On this President's Day, observing (among other silly things) Lincoln's 200th birthday, shall we consider what the pro-life movement can learn from Abraham Lincoln?
1. Never let your movement be coopted by someone with a different agenda. The abolitionist movement gave itself over as a vehicle for the agenda of an ambitious man who, when it played well, decried the injustice of Negro slavery, but really was out to centralize power in Washington and replace a federation of sovereign states with a single central ... even imperial ... government, and who made it clear that if he could "save the Union" without freeing a single slave, he would do so.
Everything worked out fine for his cabal of generals and railroad owners and other industrial interests, which within a few years were pushing the Indians out of (or underneath) the western territories. But for the southern Negros, slave and free, the result was resentment and racial tensions which are a political factor to this day, and which contrast to the relative racial harmony which one finds in the dozens of countries Western Hemisphere which simply ended slavery peacefully, without an internecine war.
And today, we have seen the Bushie neocons use pro-life voters and pro-life election manpower to launch their own agenda of building a new empire of coerced global democracy. The pro-lifers should wonder if they've been had like the abolitionists, in that the neocon politicians and their war profiteering backers paid their lip-service and got what they want, but abortion on demand is still the law of the land, and the pro-lifers must now operate in the Obama backlash.
2. Read the Fine Print. It's commonly believed that Lincoln freed the slaves. Nonsense. He simply pulled a propaganda stunt by purporting to free slaves in unconquered Confederate territory. If you'll read the Emancipation Proclamation, you'll see he didn't free a single slave in territory Northern invaders controlled.
Likewise, pro-lifers today should pay attention to what really was written, in Roe and Doe, and their precedents, as well as what has happened since (and didn't happen) in Casey and other cases. Pro-lifers should also be sensitive to the federal Constitution. Justice Scalia is constitutionally correct, even as he's pro-life: this is not a federal issue. The way these cases are most likely to get rolled back is to establish that the subject of abortion, like almost all other regulatory and criminal matters, is properly the business of the states, which have plenary power.
If some post-natal person is chopped to pieces, it's a state crime, not a federal offense. So it should be. And so it should be, if some pre-natal person gets chopped to pieces.

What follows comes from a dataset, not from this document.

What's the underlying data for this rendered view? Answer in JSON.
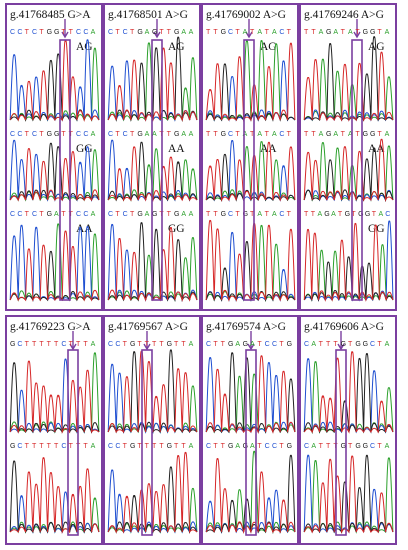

Some dream case which rules a fetus has "personhood" will be no more sound Constitutionally than Roe or Doe (however morally sound). It will be a house built on the sand of inconsistent and incomprehensible due process jurisprudence, certain to be washed away by the next leftist wave. Pro-lifers should understand the constitutional issues, and be prepared to take their battle out of Washington to their own statehouses and state courts, where it properly belongs.
3. Don't turn monsters into martyrs. Before John Wilkes Booth's appearance, the balcony at the Ford Theatre was occupied by a man whose refusal to abide by the 10th Amendment to the Constitution caused over 600,000 deaths, who burned and looted massive swaths of his supposedly-beloved nation, and who destroyed a humane and thoughtful form of government that was founded on the Catholic notion of subsidiary (albeit by Protestants and Deists). With the pull of a trigger, Booth had suddenly created the secular saint we see in that hideous William Chester French sculpture.
And a few years ago, some loner idiots--not the organized movement--were popping off abortionists. Even if there's no sin against justice in using all necessary means, including deadly force, to stop the murder of an innocent, more harm than good is done when one raises such a vile person to to the altars of the pro-death crowd. Even for the organized movement that abhors such tactics, though, there's still a lesson here: Should we gain victories here and there, we must treat the vanquished pro-aborts with care, lest we cause a backlash and undo what we've accomplished.